Mener jusqu'au bout le travail de l'interprétation exige deux choses : se soumettre toujours davantage à la loi de ce qu'on interprète (rêve, texte, événement) en supportant le non-savoir, et chercher à faire reconnaître objectivement l'interprétation proposée malgré les résistances qu'elle rencontre. Cette double exigence définit la volonté. Vouloir ne signifie pas imposer arbitrairement sa propre loi, mais reconnaître qu'une loi est d'abord présente dans l'Autre et se soumettre à elle. La volonté authentique est donc fondamentalement hétéronome avant de devenir autonome. Elle commence par recevoir une loi, puis la reprend librement pour la faire reconnaître comme vraie. C'est pourquoi toute volonté véritable est interprétative : elle suppose qu'un sens existe déjà dans l'Autre et qu'il faut le découvrir puis le reformuler. La volonté accepte d'être mise en question ; elle ne refuse ni la critique ni la découverte de ses propres faiblesses. Sa force ne consiste pas à être invulnérable mais à accepter le travail, à « se faire travailler » par l'Autre. Juranville s'oppose alors à la critique contemporaine de la « volonté de savoir », souvent assimilée à une volonté de domination. Il distingue au contraire un savoir faux, qui prétend maîtriser d'avance le réel, et un savoir vrai qui se construit à travers le non-savoir, l'incertitude et l'effondrement des certitudes acquises. La volonté de savoir authentique accepte le risque de découvrir des vérités dérangeantes. C'est pourquoi Juranville reprend la lecture lacanienne d'Œdipe : sa grandeur tragique tient à sa décision de poursuivre la vérité jusqu'au bout. De même, le névrosé possède une dignité parce qu'il veut savoir ce qu'il y a de réel dans son symptôme. Ainsi la volonté de savoir apparaît comme le moteur de toute interprétation véritable. Mais cette volonté ne suffit pas à elle seule : elle ne peut avancer vers la vérité que grâce aux conditions reçues de l'Autre.

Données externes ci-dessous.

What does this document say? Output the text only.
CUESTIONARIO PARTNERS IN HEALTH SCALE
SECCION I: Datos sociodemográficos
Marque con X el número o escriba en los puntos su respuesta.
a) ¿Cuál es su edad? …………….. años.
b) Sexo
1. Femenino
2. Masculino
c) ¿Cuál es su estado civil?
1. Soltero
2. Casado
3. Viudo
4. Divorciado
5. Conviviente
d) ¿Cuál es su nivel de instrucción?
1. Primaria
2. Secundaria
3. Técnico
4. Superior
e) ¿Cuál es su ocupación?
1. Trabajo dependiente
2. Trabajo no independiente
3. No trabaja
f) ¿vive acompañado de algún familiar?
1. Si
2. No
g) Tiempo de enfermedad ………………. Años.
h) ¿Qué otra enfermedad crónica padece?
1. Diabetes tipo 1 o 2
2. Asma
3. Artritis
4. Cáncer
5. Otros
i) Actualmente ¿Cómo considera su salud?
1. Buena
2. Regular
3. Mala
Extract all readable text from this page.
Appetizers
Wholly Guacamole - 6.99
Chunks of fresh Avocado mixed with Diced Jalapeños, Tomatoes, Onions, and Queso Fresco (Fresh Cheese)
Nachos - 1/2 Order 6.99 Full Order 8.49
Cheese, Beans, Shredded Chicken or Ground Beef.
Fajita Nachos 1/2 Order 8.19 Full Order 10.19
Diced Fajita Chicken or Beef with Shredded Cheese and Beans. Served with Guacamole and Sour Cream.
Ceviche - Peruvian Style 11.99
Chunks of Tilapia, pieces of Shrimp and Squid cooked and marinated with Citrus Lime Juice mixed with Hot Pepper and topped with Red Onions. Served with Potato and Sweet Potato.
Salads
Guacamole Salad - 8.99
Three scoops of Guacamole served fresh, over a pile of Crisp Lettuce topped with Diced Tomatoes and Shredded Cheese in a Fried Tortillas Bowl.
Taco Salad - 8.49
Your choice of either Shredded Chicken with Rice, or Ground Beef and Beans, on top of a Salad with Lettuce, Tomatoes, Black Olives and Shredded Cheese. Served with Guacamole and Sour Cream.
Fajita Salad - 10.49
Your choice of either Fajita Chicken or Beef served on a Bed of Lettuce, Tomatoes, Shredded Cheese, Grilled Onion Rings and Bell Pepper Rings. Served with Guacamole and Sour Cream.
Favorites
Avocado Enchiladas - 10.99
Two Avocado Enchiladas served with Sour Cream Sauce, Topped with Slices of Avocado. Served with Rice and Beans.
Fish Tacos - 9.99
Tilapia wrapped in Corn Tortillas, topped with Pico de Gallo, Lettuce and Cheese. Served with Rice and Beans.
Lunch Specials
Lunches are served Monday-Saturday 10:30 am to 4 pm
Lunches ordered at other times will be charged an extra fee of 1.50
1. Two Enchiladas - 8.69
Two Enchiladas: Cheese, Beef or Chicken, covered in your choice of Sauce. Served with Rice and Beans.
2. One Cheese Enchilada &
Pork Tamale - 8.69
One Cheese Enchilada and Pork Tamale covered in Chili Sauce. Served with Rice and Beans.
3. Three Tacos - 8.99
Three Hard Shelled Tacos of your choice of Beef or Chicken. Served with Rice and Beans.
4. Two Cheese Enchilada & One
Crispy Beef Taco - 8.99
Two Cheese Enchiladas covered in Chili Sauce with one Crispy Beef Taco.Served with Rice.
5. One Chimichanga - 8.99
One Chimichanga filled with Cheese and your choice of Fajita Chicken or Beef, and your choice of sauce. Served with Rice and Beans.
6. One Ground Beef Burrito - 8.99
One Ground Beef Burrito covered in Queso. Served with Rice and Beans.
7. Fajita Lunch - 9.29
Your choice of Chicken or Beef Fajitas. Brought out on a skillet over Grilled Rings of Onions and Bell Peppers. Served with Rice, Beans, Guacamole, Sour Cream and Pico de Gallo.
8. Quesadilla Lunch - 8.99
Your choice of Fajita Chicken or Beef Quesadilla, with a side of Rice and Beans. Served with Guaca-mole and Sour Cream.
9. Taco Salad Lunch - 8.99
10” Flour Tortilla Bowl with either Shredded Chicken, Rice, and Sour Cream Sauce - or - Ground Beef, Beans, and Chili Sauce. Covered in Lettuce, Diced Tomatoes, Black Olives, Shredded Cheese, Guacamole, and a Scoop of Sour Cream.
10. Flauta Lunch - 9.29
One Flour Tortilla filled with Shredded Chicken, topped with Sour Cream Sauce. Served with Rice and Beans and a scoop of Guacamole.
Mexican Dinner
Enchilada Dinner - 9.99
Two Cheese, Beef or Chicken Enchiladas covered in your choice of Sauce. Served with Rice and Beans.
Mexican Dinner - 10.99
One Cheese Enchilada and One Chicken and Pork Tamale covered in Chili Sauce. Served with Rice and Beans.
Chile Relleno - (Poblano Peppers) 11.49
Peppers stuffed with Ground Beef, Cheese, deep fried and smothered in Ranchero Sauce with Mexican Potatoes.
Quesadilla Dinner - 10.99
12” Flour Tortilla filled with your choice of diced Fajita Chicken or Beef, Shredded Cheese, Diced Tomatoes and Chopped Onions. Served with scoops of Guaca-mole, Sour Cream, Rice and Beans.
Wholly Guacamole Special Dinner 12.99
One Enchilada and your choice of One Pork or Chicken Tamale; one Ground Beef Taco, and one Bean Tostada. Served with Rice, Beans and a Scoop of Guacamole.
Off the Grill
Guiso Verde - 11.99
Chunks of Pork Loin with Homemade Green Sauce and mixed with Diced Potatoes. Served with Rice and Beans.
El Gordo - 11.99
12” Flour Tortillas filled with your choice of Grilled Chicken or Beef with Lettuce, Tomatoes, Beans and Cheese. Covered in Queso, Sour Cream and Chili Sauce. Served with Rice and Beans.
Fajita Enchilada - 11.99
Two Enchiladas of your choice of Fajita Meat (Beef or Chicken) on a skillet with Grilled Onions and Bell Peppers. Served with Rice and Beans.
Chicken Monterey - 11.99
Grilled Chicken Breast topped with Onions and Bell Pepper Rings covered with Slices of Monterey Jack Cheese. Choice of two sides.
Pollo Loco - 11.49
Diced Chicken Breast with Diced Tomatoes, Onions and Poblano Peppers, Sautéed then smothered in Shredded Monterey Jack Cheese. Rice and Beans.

La volonté interprète, parce qu’elle suppose la loi en l’Autre, et que c’est cette loi qu’elle pose ensuite pour soi. Elle se laisse mettre en question par l’Autre. Elle laisse mettre en question ce qu’il peut y avoir en elle de faiblesse. Ce n’est pas parce que le sujet a ses faiblesses que la volonté, en lui, est faible. La volonté est, dans le sujet, ce qui, face à toute faiblesse, accepte le travail, ce qui « se fait travailler ».”
JURANVILLE, 2000, INCONSCIENT

INTERPRETATION, Travail, Hétéronomie, Inconscient

Le travail est fondamentalement hétéronomie : il commence toujours par la confrontation à une loi ou à une exigence qui vient d'un autre que soi. Mais cette hétéronomie n'a de sens que si elle conduit à un accomplissement, c'est-à-dire à une vérité que le sujet pourra s'approprier. Or l'interprétation est précisément l'union de ces deux dimensions, hétéronomie et vérité : soumission à une loi extérieure et reconstitution libre de son sens. Ni projection de sa propre subjectivité, ni réception pure d’un contenu, elle consiste plutôt en une recréation. L'inconscient apparaît comme le modèle exemplaire de cette structure, il est même l'objet interprétatif par excellence : à la fois l'Autre auquel la conscience doit se soumettre, et la vérité profonde que cette conscience doit s'approprier. La cure psychanalytique apparaît dès lors comme un travail d'interprétation, tant du côté de l’analyste que du côté du patient. Plus largement, toute activité humaine comporte une dimension interprétative, y compris le travail social ordinaire. Quand un salarié reçoit une consigne, il doit déjà l'interpréter. Quand un artisan réalise une commande, il interprète une demande. Enfin, l'interprétation ne peut apparaître que dans un langage, qui est signifiance et signification. Elle commence toujours par un effondrement du sens commun, une expérience de non-signification qui rompt les évidences premières. Mais cette destruction n'est qu'un moment provisoire : à partir d'elle, le sujet reconstitue une signification nouvelle, supposée être la vérité de ce qui était d'abord seulement donné. L'interprétation est ainsi le mouvement par lequel l'hétéronomie devient vérité et par lequel le sujet accède librement à un sens qu'il n'a pas inventé mais recréé.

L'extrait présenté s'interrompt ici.